Where It Will Be Won: In the halves – which means it will really be won by the forwards. In particular, which back-rowers can dent the opposition’s edge defence.
In Mark Minichiello and Simon Dwyer, the City pack has two of the strongest running back-rowers in the competition. Minichiello is second in the NRL with 25 tackle-breaks through eight rounds, Dwyer not far behind with 18. Country are also well served in this department with Chris Houston (20) and Glenn Stewart (12) capable of busting tackles, Stewart adding 12 offloads and almost 36 tackles per game to his workload.
Add a desperate-to-impress Chris Heighington (Country) and all-round threat Liam Fulton (City), and the starting back-rowers are going to have a big say in proceedings.

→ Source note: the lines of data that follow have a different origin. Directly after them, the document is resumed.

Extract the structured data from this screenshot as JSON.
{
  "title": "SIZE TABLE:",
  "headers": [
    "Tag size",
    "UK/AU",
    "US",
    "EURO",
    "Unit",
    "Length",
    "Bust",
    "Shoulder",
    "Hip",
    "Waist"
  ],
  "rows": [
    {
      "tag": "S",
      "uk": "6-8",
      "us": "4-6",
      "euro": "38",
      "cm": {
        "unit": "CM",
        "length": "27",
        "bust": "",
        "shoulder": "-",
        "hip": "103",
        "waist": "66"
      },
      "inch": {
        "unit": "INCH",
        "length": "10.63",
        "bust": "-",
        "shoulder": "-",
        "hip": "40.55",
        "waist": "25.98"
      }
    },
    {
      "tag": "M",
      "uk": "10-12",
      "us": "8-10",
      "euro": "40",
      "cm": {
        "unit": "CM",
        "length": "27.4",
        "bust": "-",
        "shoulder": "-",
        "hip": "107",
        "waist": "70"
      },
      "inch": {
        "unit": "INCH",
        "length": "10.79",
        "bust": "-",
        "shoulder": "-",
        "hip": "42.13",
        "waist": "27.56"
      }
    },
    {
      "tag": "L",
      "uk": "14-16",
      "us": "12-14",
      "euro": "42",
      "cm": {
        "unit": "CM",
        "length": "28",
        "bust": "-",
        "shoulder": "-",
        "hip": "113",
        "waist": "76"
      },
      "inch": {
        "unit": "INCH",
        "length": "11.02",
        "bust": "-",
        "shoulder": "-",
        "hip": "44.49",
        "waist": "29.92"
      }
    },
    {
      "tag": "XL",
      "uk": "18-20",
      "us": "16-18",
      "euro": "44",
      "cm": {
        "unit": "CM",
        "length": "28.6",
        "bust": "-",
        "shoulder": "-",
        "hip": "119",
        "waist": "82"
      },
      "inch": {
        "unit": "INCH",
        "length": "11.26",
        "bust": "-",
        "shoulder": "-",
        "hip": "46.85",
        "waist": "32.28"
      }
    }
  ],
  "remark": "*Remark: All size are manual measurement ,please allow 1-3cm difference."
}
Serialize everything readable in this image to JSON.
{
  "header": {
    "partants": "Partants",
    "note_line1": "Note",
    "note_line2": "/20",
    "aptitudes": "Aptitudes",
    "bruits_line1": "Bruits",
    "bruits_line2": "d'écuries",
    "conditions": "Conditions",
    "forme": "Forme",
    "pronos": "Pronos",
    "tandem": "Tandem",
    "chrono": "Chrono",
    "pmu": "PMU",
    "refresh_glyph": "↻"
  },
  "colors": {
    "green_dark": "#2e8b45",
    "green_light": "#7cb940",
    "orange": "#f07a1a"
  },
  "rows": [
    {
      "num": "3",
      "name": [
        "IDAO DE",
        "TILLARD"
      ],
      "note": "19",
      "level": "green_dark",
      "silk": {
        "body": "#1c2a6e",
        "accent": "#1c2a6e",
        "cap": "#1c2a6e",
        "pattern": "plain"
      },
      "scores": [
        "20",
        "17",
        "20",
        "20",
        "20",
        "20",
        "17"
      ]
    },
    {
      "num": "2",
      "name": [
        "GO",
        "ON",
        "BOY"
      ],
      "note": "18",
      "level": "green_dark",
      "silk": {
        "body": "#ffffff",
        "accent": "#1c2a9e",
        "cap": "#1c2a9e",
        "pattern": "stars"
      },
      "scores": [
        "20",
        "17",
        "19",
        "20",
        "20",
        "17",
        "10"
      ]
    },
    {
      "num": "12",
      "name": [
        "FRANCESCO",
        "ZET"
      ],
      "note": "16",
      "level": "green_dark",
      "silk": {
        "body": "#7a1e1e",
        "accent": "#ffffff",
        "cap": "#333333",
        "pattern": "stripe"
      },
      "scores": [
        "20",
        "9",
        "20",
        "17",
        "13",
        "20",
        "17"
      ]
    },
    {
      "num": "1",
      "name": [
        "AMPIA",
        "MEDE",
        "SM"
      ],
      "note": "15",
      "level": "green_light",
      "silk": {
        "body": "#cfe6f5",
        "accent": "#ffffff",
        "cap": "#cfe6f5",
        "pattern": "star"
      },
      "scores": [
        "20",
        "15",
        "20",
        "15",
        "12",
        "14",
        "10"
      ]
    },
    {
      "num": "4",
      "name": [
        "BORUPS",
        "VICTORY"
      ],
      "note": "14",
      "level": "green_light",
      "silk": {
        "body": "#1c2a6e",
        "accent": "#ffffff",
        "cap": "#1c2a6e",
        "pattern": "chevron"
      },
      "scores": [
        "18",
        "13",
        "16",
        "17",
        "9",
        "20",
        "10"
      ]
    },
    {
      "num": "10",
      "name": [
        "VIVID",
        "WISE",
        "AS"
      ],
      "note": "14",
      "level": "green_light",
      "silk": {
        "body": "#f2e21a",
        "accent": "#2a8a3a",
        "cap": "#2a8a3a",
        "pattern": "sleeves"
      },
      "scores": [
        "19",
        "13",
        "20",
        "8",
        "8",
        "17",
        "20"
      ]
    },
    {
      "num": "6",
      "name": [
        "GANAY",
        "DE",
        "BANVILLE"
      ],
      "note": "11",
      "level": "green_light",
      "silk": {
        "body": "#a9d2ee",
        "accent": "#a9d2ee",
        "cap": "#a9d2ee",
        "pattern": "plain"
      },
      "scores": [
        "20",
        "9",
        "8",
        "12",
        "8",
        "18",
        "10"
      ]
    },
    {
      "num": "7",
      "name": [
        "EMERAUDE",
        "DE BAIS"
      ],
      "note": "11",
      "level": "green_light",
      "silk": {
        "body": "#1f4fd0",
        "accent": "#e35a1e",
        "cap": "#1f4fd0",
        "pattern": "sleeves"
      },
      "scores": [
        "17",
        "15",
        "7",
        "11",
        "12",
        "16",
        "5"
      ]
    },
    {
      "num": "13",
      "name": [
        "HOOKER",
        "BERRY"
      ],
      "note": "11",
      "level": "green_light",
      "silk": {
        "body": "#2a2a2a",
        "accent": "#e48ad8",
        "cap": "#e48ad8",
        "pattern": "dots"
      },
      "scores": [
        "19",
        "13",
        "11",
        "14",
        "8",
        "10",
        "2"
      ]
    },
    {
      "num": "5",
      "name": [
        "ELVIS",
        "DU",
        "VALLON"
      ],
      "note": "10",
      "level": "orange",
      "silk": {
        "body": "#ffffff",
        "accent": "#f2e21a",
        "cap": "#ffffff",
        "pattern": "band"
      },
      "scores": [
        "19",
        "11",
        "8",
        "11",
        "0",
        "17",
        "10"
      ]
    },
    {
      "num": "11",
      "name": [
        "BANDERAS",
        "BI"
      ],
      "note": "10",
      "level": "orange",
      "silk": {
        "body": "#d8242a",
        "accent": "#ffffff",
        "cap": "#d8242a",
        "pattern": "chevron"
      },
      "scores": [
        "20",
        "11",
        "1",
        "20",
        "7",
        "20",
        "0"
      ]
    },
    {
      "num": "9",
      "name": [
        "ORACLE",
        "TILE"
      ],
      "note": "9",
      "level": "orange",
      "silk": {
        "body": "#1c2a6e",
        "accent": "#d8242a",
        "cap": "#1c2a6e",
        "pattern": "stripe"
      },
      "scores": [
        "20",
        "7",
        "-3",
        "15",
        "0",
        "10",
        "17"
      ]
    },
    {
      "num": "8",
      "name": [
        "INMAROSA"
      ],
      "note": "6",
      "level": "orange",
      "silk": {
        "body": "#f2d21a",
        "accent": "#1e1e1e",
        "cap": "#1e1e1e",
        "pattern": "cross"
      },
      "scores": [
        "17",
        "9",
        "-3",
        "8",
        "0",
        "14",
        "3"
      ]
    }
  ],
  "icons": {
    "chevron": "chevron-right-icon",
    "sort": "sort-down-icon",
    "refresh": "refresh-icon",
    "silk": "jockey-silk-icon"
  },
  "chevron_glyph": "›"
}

The History: Played 21; City 12, Country 8, drawn 1. City have won five of the past eight games although Country recorded a stirring 36-18 win in Port Macquarie last year.
Conclusion: You can normally tell 20 minutes into an NRL game which team has “turned up” and which one hasn’t. Don’t expect to be able to draw any conclusions so early in this game. For many players this will be their best chance to impress New South Wales selectors and they do so knowing a sky blue jumper is genuinely within reach.
The forwards will rip in from the opening whistle and both sets of halves will be eager to show that they have what it takes to control a game at a higher level. There is size and speed in both backlines and in the opposing fullbacks you have two of the most exciting talents in the game.
The kicking game of Country halves Mullen and Soward may give their side an edge if they are struggling to gain ground up the middle but the threat posed by City hooker Robbie Farah will be ever present.
A game like this should never come down to goal-kicking, but in Soward and Michael Gordon, Country have two genuine sharpshooters… while City have none.
If City are to be triumphant Farah and Mitchell Pearce need to dictate proceedings but if the Country pack can win the arm wrestle then the boys from the bush should win for the second year in a row. Just.
Match Officials: Referees – Ben Cummins & Ashley Klein; Sideline Officials – Daniel Eastwood & Luke Potter; Video Ref – Russell Smith.
Televised: Channel Nine – Delayed 9.45pm; Fox Sports – Delayed 1am.